Le Nigeria s’affirme de nouveau comme une destination majeure pour les investissements pétroliers et gaziers en Afrique. L’honorable sénateur Heineken Lokpobiri, ministre d’État chargé des ressources pétrolières (pétrole), a été confirmé comme l’un des orateurs vedettes de la prochaine African Energy Week (AEW) 2026, qui se tiendra au Cap, en Afrique du Sud. Il y présentera la transformation du secteur amont nigérian, porté par une vague d’investissements sans précédent et des réformes structurelles.
Un cycle d’investissement sans précédent
Le secteur énergétique du Nigeria connaît l’un de ses cycles d’investissement les plus dynamiques de la dernière décennie. Rien qu’en 2025, le pays a validé 28 nouveaux plans de développement de gisements, représentant une valeur totale de 18,2 milliards de dollars. Selon les données gouvernementales, ces projets devraient permettre de débloquer environ 1,4 milliard de barils de réserves de pétrole brut.

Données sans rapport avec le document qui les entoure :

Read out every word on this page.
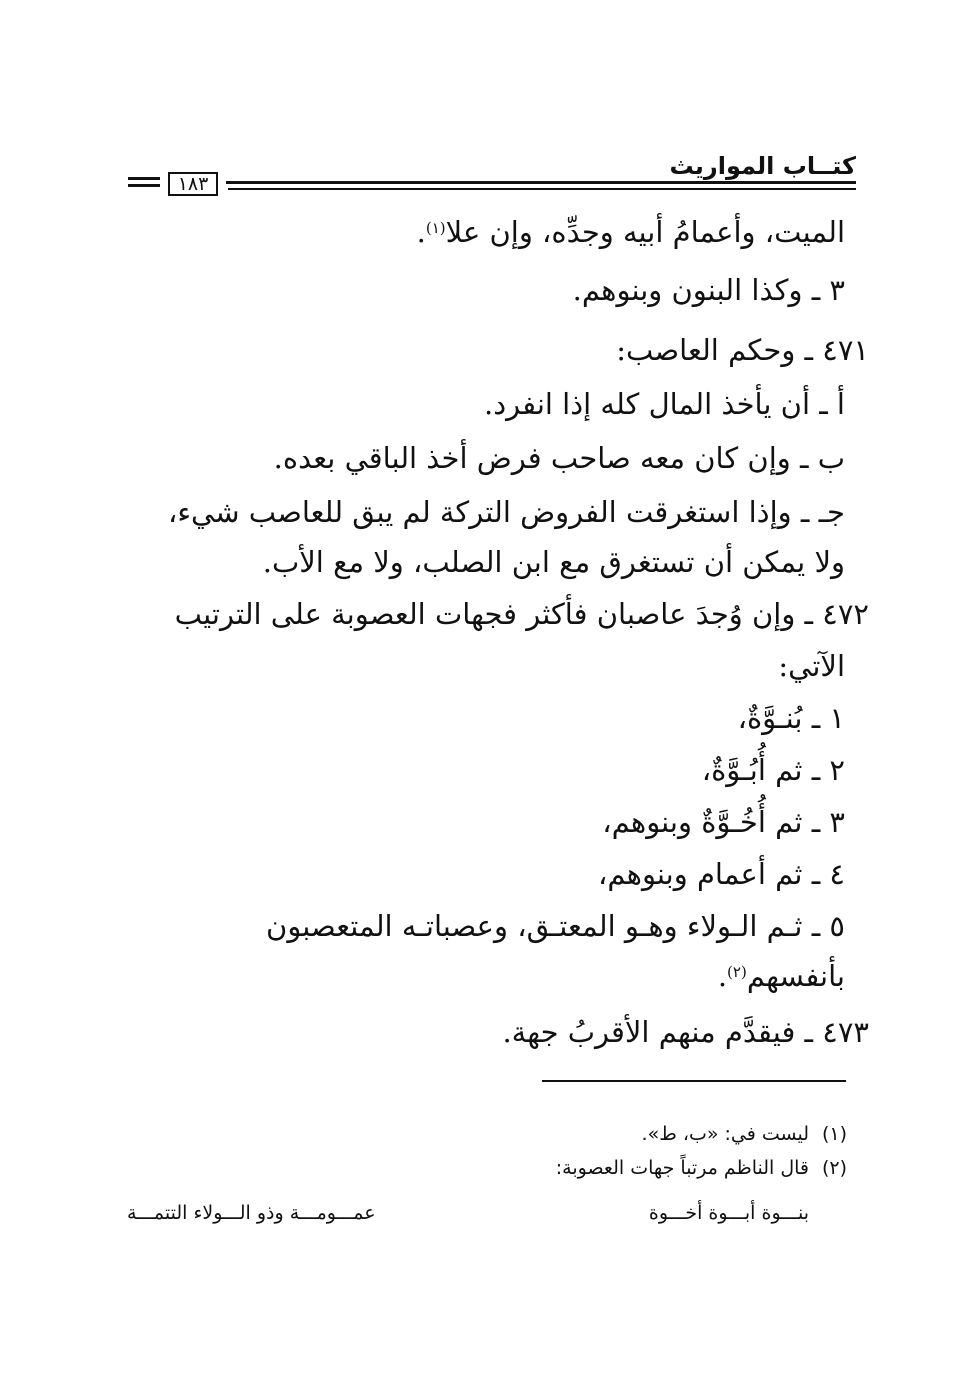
كتــاب المواريث
١٨٣
الميت، وأعمامُ أبيه وجدِّه، وإن علا$^{(١)}$.
٣ ـ وكذا البنون وبنوهم.
٤٧١ ـ وحكم العاصب:
أ ـ أن يأخذ المال كله إذا انفرد.
ب ـ وإن كان معه صاحب فرض أخذ الباقي بعده.
جـ ـ وإذا استغرقت الفروض التركة لم يبق للعاصب شيء،
ولا يمكن أن تستغرق مع ابن الصلب، ولا مع الأب.
٤٧٢ ـ وإن وُجدَ عاصبان فأكثر فجهات العصوبة على الترتيب
الآتي:
١ ـ بُنـوَّةٌ،
٢ ـ ثم أُبُـوَّةٌ،
٣ ـ ثم أُخُـوَّةٌ وبنوهم،
٤ ـ ثم أعمام وبنوهم،
٥ ـ ثـم الـولاء وهـو المعتـق، وعصباتـه المتعصبون
بأنفسهم$^{(٢)}$.
٤٧٣ ـ فيقدَّم منهم الأقربُ جهة.
(١)ليست في: «ب، ط».
(٢)قال الناظم مرتباً جهات العصوبة:
بنـــوة أبـــوة أخـــوة
عمـــومـــة وذو الـــولاء التتمـــة
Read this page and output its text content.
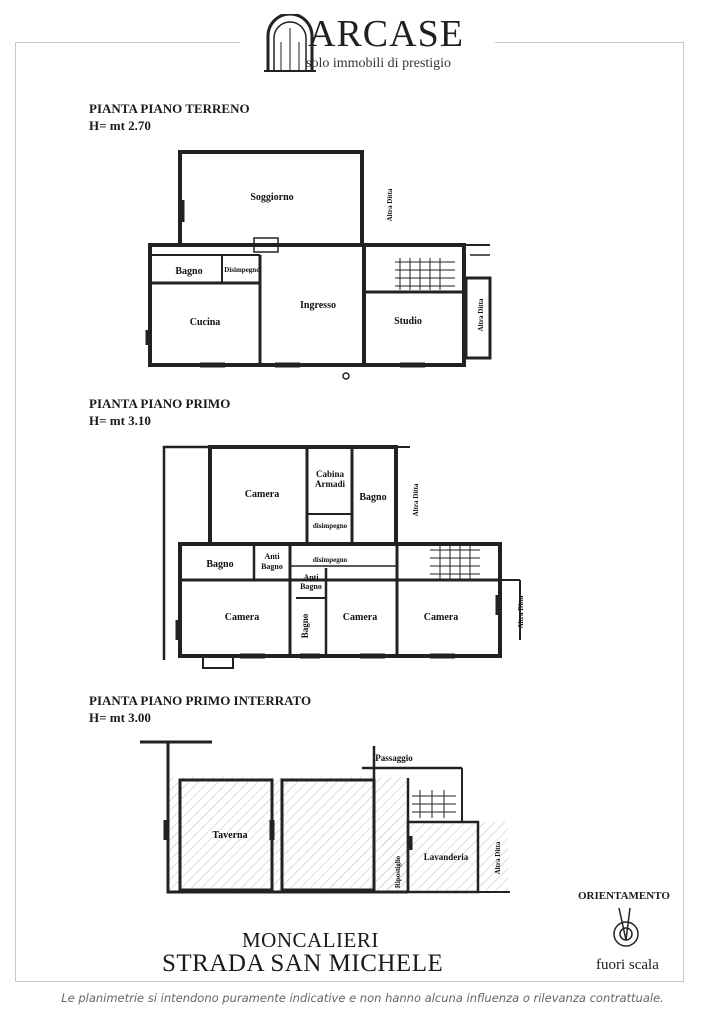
ARCASE
solo immobili di prestigio
PIANTA PIANO TERRENO
H= mt 2.70
PIANTA PIANO PRIMO
H= mt 3.10
PIANTA PIANO PRIMO INTERRATO
H= mt 3.00
Soggiorno
Bagno	Disimpegno
Cucina
Ingresso
Studio
Altra Ditta
Altra Ditta
Camera
Cabina
Armadi
Bagno
disimpegno
Altra Ditta
Bagno
Anti
Bagno
disimpegno
Anti
Bagno
Camera	Bagno	Camera	Camera	Altra Ditta
Passaggio
Taverna
Lavanderia
Ripostiglio	Altra Ditta
MONCALIERI
STRADA SAN MICHELE
ORIENTAMENTO
fuori scala
Le planimetrie si intendono puramente indicative e non hanno alcuna influenza o rilevanza contrattuale.
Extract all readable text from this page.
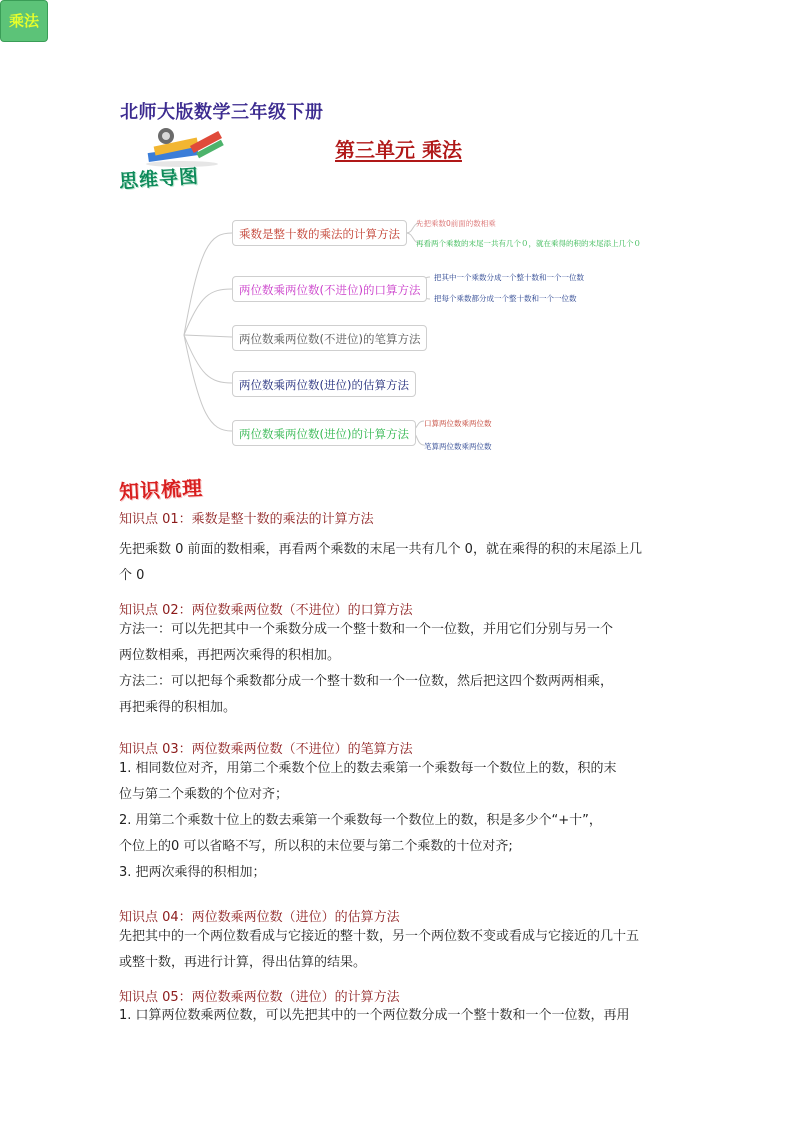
北师大版数学三年级下册
第三单元 乘法
思维导图
乘法
乘数是整十数的乘法的计算方法
先把乘数0前面的数相乘
再看两个乘数的末尾一共有几个０，就在乘得的积的末尾添上几个０
两位数乘两位数(不进位)的口算方法
把其中一个乘数分成一个整十数和一个一位数
把每个乘数都分成一个整十数和一个一位数
两位数乘两位数(不进位)的笔算方法
两位数乘两位数(进位)的估算方法
两位数乘两位数(进位)的计算方法
口算两位数乘两位数
笔算两位数乘两位数
知识梳理
知识点 01：乘数是整十数的乘法的计算方法
先把乘数 0 前面的数相乘，再看两个乘数的末尾一共有几个 0，就在乘得的积的末尾添上几
个 0
知识点 02：两位数乘两位数（不进位）的口算方法
方法一：可以先把其中一个乘数分成一个整十数和一个一位数，并用它们分别与另一个
两位数相乘，再把两次乘得的积相加。
方法二：可以把每个乘数都分成一个整十数和一个一位数，然后把这四个数两两相乘，
再把乘得的积相加。
知识点 03：两位数乘两位数（不进位）的笔算方法
1. 相同数位对齐，用第二个乘数个位上的数去乘第一个乘数每一个数位上的数，积的末
位与第二个乘数的个位对齐；
2. 用第二个乘数十位上的数去乘第一个乘数每一个数位上的数，积是多少个“+十”，
个位上的0 可以省略不写，所以积的末位要与第二个乘数的十位对齐;
3. 把两次乘得的积相加；
知识点 04：两位数乘两位数（进位）的估算方法
先把其中的一个两位数看成与它接近的整十数，另一个两位数不变或看成与它接近的几十五
或整十数，再进行计算，得出估算的结果。
知识点 05：两位数乘两位数（进位）的计算方法
1. 口算两位数乘两位数，可以先把其中的一个两位数分成一个整十数和一个一位数，再用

Cette dynamique est largement attribuée aux réformes engagées dans le cadre de la loi sur l’industrie pétrolière (PIA), qui a instauré des incitations fiscales plus attractives et des processus d’octroi de licences accélérés. S’exprimant à Abuja plus tôt cette année, le ministre Lokpobiri a souligné que le Nigeria avait capté quatre des sept principales décisions d’investissement finales (FID) prises en Afrique entre 2024 et 2025, consolidant ainsi sa position de leader sur le continent.
Les majors internationales en première ligne
Au cœur de cette renaissance se trouve le complexe en eaux profondes de Bonga, opéré par Shell. La compagnie a récemment pris une décision d’investissement finale de 5 milliards de dollars pour le projet Bonga North. Ce raccordement sous-marin devrait ajouter plus de 300 millions de barils de ressources récupérables et constitue une nouvelle référence pour la compétitivité du Nigeria dans l’exploitation en eaux profondes.
Dans le même élan, ExxonMobil prévoit d’injecter jusqu’à 1,5 milliard de dollars entre 2025 et 2027 dans le champ pétrolier d’Usan, également en eaux profondes. Cet investissement vise à revitaliser la production par le biais de nouveaux forages et de la modernisation des infrastructures existantes.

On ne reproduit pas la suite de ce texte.